Experienced environmental campaigner Anna Rose took the reins of Earth Hour Australia four months ago and admitted its message had been due for a refreshing.

Earth Hour would become a year round social movement called Earth Action, Ms Rose said, with a training camp for 50 budding environmental activists planned for later in the year.

''It's a different focus for Earth Hour, from just this one moment when people turn off the lights into really building the power of the Earth Hour movement and building Earth Hour supporters into a powerful constituency who can take action and exert pressure year round,'' she said.


Organisers chose to highlight a specific example of the effects of climate change, this year damage to Queensland's Great Barrier Reef.

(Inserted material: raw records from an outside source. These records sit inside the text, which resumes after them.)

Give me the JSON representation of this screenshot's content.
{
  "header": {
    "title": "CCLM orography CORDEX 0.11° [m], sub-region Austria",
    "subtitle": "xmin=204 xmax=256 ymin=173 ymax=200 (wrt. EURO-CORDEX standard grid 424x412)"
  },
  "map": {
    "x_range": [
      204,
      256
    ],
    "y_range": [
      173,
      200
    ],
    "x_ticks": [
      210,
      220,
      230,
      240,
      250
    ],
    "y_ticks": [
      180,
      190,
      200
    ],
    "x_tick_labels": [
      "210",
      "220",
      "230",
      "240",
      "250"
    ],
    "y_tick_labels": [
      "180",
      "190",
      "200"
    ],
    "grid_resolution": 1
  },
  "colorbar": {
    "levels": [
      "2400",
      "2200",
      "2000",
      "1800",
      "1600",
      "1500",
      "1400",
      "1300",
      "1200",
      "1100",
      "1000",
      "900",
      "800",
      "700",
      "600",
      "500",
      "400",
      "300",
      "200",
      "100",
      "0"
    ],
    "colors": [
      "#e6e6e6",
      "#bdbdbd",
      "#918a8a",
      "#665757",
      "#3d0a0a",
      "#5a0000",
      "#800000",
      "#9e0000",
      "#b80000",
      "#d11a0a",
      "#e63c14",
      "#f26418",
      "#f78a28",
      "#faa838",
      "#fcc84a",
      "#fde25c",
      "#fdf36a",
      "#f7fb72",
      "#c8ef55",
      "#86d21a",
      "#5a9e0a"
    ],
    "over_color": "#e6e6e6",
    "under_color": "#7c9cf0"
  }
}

Ms Rose said without immediate action to combat climate change, the damage to the reef would be irreversible by 2030.

''Having a focus on the reef reminds people why Earth Hour was started in the first place, the fact that if we don't act, this is what's at stake,'' she said.

Australian National University professor Lawrence Saha, an expert in social movements, said the popularity of recent March in March events in cities around Australia would likely increase turnout for other social and environmental movements.

''The propensity to engage in any form of political activity of a social movement type becomes easier the more often you do it; it becomes part of a person's behavioural repertoire,'' he said.

University of Canberra political scientist David Marsh said political activism outside the mainstream might not have an impact on public policy, which could lead to participants becoming even more detached from the political system.

But Professor Marsh said that did not mean they were not worthy of attention.

''They're telling you something about what the attitudes of citizens to mainstream politics is at present,'' he said.

Volunteers will use candles to spell out ''Lights out for the Reef'' on the lawns of Parliament House at 6.30pm on Saturday.

If it is rained out, the event will be moved to Haydon Allen Lecture Theatre at the ANU.

Earth Hour is encouraging Australians to turn off their lights for one hour at 8.30pm.